REPUBLIKA.CO.ID, SLEMAN – Pakar Komunikasi Universitas Gadjah Mada (UGM), Nyarwi Ahmad, mengatakan media sosial menjadi penggerak peradaban di era digital saat ini. Hal tersebut lantaran saat ini manusia tidak lagi hidup dengan media, tetapi juga hidup di dalam media.
"Sekarang media adalah kita masalahnya dan kita adalah media juga. Di sini media menjadi channel yang menyerap, mengekstrak peradaban," kata Nyarwi dalam Ramadhan Public Lecture yang digelar di Masjid Kampus Universitas Gadjah Mada (UGM), Kamis (14/4/2023).
Nyarwi juga memaparkan lima hal yang bisa menggerakan, menumbuhkan, sekaligus menghancurkan peradaban dunia. Pertama yakni tahta (power), kemudian harta (wealth), ketiga wanita atau pasangan hidup, yang keempat agama, dan yang terakhir media sosial.

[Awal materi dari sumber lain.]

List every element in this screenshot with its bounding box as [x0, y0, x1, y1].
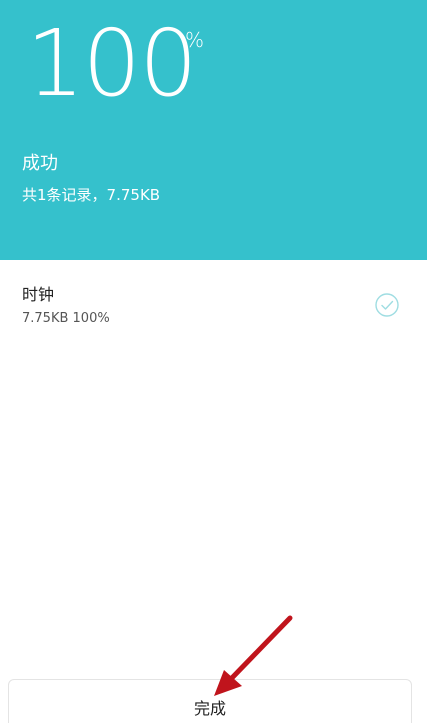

"Media sosial bisa menjadi berkah sekaligus musibah. Kita menikmati banyak hal dari sosmed (media sosial), tapi ada banyak masalah. Celakanya dari keempat sebelumnya, itu ternyata terakhir bermuara di sosmed,” ujarnya.
Dosen Ilmu Komunikasi UGM itu mengatakan bahwa kemunculan media sosial berhasil membuat institusi yang memiliki otoritas runtuh. Ia menambahkan, bahkan tokoh keagamaan jika ingin populer harus masuk media sosial.

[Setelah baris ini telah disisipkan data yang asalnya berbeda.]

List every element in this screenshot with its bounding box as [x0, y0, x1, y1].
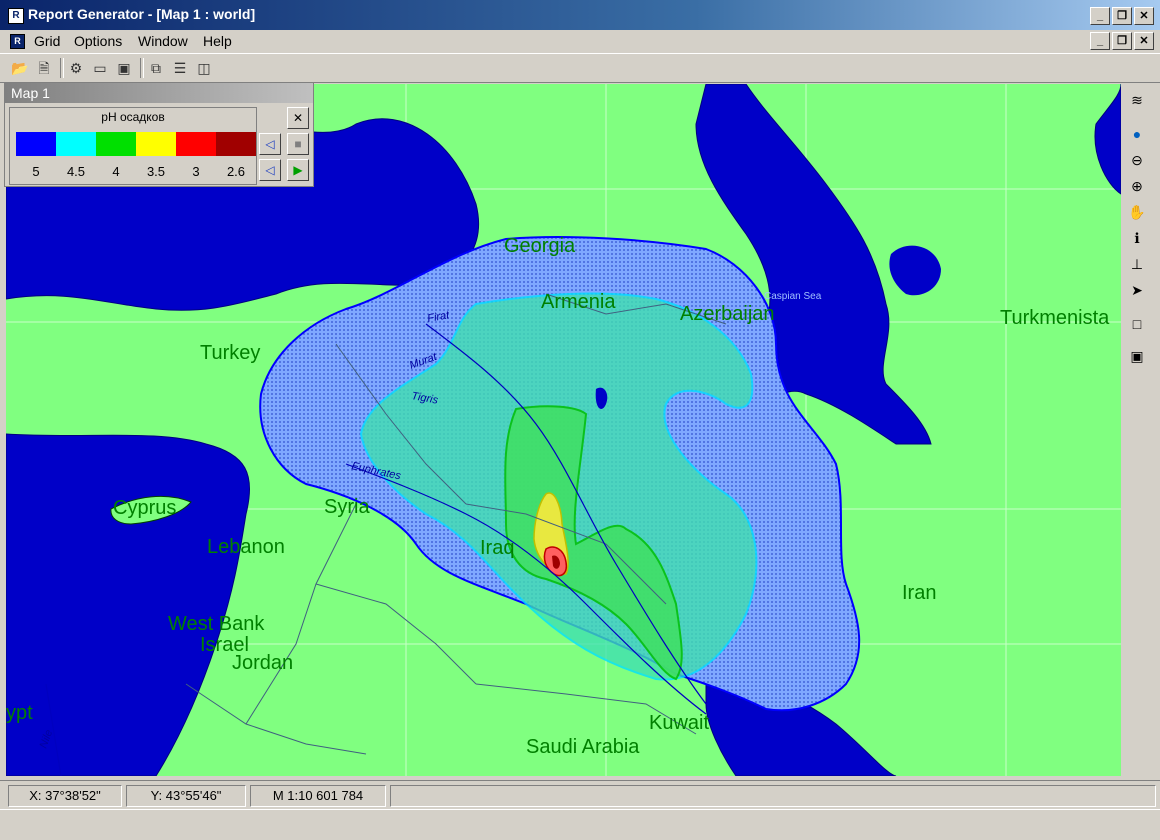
lake [889, 245, 941, 296]
label-lebanon: Lebanon [207, 536, 285, 558]
window-title: Report Generator - [Map 1 : world] [28, 6, 256, 22]
pan-hand-icon[interactable]: ✋ [1127, 202, 1147, 222]
bottom-strip [0, 809, 1160, 840]
title-bar: R Report Generator - [Map 1 : world] _ ❐… [0, 0, 1160, 30]
mdi-doc-icon[interactable]: R [10, 34, 25, 49]
label-kuwait: Kuwait [649, 712, 709, 734]
properties-icon[interactable]: 🗎 [34, 58, 54, 78]
ruler-icon[interactable]: ⊥ [1127, 254, 1147, 274]
snapshot-icon[interactable]: ▣ [1127, 346, 1147, 366]
legend-swatch [96, 132, 136, 156]
legend-header[interactable]: Map 1 [5, 83, 313, 103]
stop-icon[interactable]: ■ [287, 133, 309, 155]
legend-value: 4.5 [66, 164, 86, 179]
legend-swatch [216, 132, 256, 156]
child-close-icon[interactable]: ✕ [1134, 32, 1154, 50]
legend-value: 2.6 [226, 164, 246, 179]
label-turkey: Turkey [200, 342, 260, 364]
zoom-out-icon[interactable]: ⊖ [1127, 150, 1147, 170]
tile-vertical-icon[interactable]: ◫ [194, 58, 214, 78]
settings-gear-icon[interactable]: ⚙ [66, 58, 86, 78]
menu-grid[interactable]: Grid [34, 33, 60, 49]
status-scale: M 1:10 601 784 [250, 785, 386, 807]
child-restore-icon[interactable]: ❐ [1112, 32, 1132, 50]
label-west-bank: West Bank [168, 613, 265, 635]
play-icon[interactable]: ▶ [287, 159, 309, 181]
label-jordan: Jordan [232, 652, 293, 674]
label-caspian-sea: Caspian Sea [764, 291, 822, 302]
mediterranean-sea [6, 433, 251, 776]
legend-swatch [16, 132, 56, 156]
legend-value: 5 [32, 164, 40, 179]
label-egypt: ypt [6, 702, 33, 724]
legend-value: 4 [112, 164, 120, 179]
minimize-icon[interactable]: _ [1090, 7, 1110, 25]
layers-icon[interactable]: ≋ [1127, 90, 1147, 110]
toolbar: 📂 🗎 ⚙ ▭ ▣ ⧉ ☰ ◫ [0, 53, 1160, 83]
menu-options[interactable]: Options [74, 33, 122, 49]
globe-icon[interactable]: ● [1127, 124, 1147, 144]
toolbar-separator [60, 58, 64, 78]
zoom-in-icon[interactable]: ⊕ [1127, 176, 1147, 196]
legend-close-icon[interactable]: ✕ [287, 107, 309, 129]
close-icon[interactable]: ✕ [1134, 7, 1154, 25]
label-syria: Syria [324, 496, 370, 518]
legend-window: Map 1 pH осадков 5 4.5 4 3.5 3 2.6 ✕ ◁ ■… [4, 82, 314, 187]
aral-sea [1094, 84, 1121, 195]
camera-icon[interactable]: ▣ [114, 58, 134, 78]
legend-swatch [56, 132, 96, 156]
right-toolbar: ≋ ● ⊖ ⊕ ✋ ℹ ⊥ ➤ □ ▣ [1122, 84, 1152, 776]
book-icon[interactable]: ▭ [90, 58, 110, 78]
label-iran: Iran [902, 582, 936, 604]
label-turkmenistan: Turkmenista [1000, 307, 1110, 329]
menu-help[interactable]: Help [203, 33, 232, 49]
cascade-windows-icon[interactable]: ⧉ [146, 58, 166, 78]
label-azerbaijan: Azerbaijan [680, 303, 775, 325]
map-view[interactable]: Georgia Armenia Azerbaijan Turkmenista T… [6, 84, 1121, 776]
legend-value: 3.5 [146, 164, 166, 179]
rectangle-select-icon[interactable]: □ [1127, 314, 1147, 334]
status-x-coordinate: X: 37°38'52" [8, 785, 122, 807]
label-cyprus: Cyprus [113, 497, 176, 519]
legend-panel: pH осадков 5 4.5 4 3.5 3 2.6 [9, 107, 257, 185]
menu-bar: R Grid Options Window Help _ ❐ ✕ [0, 30, 1160, 52]
child-minimize-icon[interactable]: _ [1090, 32, 1110, 50]
toolbar-separator [140, 58, 144, 78]
restore-icon[interactable]: ❐ [1112, 7, 1132, 25]
prev-triangle-icon[interactable]: ◁ [259, 133, 281, 155]
status-bar: X: 37°38'52" Y: 43°55'46" M 1:10 601 784 [0, 780, 1160, 809]
pointer-icon[interactable]: ➤ [1127, 280, 1147, 300]
label-saudi-arabia: Saudi Arabia [526, 736, 640, 758]
status-empty [390, 785, 1156, 807]
status-y-coordinate: Y: 43°55'46" [126, 785, 246, 807]
app-icon[interactable]: R [8, 8, 24, 24]
back-triangle-icon[interactable]: ◁ [259, 159, 281, 181]
legend-value: 3 [192, 164, 200, 179]
open-folder-icon[interactable]: 📂 [10, 58, 30, 78]
legend-swatch [136, 132, 176, 156]
info-icon[interactable]: ℹ [1127, 228, 1147, 248]
legend-window-title: Map 1 [11, 85, 50, 101]
label-armenia: Armenia [541, 291, 616, 313]
legend-swatch [176, 132, 216, 156]
tile-horizontal-icon[interactable]: ☰ [170, 58, 190, 78]
label-iraq: Iraq [480, 537, 514, 559]
label-georgia: Georgia [504, 235, 576, 257]
menu-window[interactable]: Window [138, 33, 188, 49]
legend-title: pH осадков [101, 110, 165, 124]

"Mau tidak mau harus berdakwah melalui sosmed, tokoh politik juga begitu, tokoh apa saja, lembaga negara apa saja dia harus turun ke square, karena kalau dia berdiri di tower, tower ini sudah runtuh," tuturnya.
Untuk itu menurutnya diperlukan navigasi diri dalam mengelola berbagai kreativitas, termasuk identitas dan jati diri bangsa di masa depan. Salah satunya adalah kemampuan dalam mengelola media sosial.
"Nanti di masa depan kita belum tahu lagi apalagi yang akan berkembang dengan berbagai platform di sosial media, dan kita hanya bisa beradaptasi seperti ikan di lautan yang kita harus survive dalam kondisi lautan apa saja kita berkembang tumbuh bersama dengan yang lain," katanya.
Sementara itu Pendiri Narasi TV, Najwa Shihab, mengingatkan agar masyarakat tidak terjebak pada kepanikan moral sebagaimana yang terjadi tiap kali ada sesuatu yang baru. Seolah-olah setiap kemajuan atau hal baru meruntuhkan moral dan keselamatan publik.
"Teknologi itu pedang bermata dua. Daripada kita sibuk melarang orang bermain pedang, lebih baik kita membekali orang kemampuan untuk selihai mungkin bermain pedang. Karena orang yang pandai bermain pedang tidak akan terkena mata pedangnya sendiri," ungkapnya.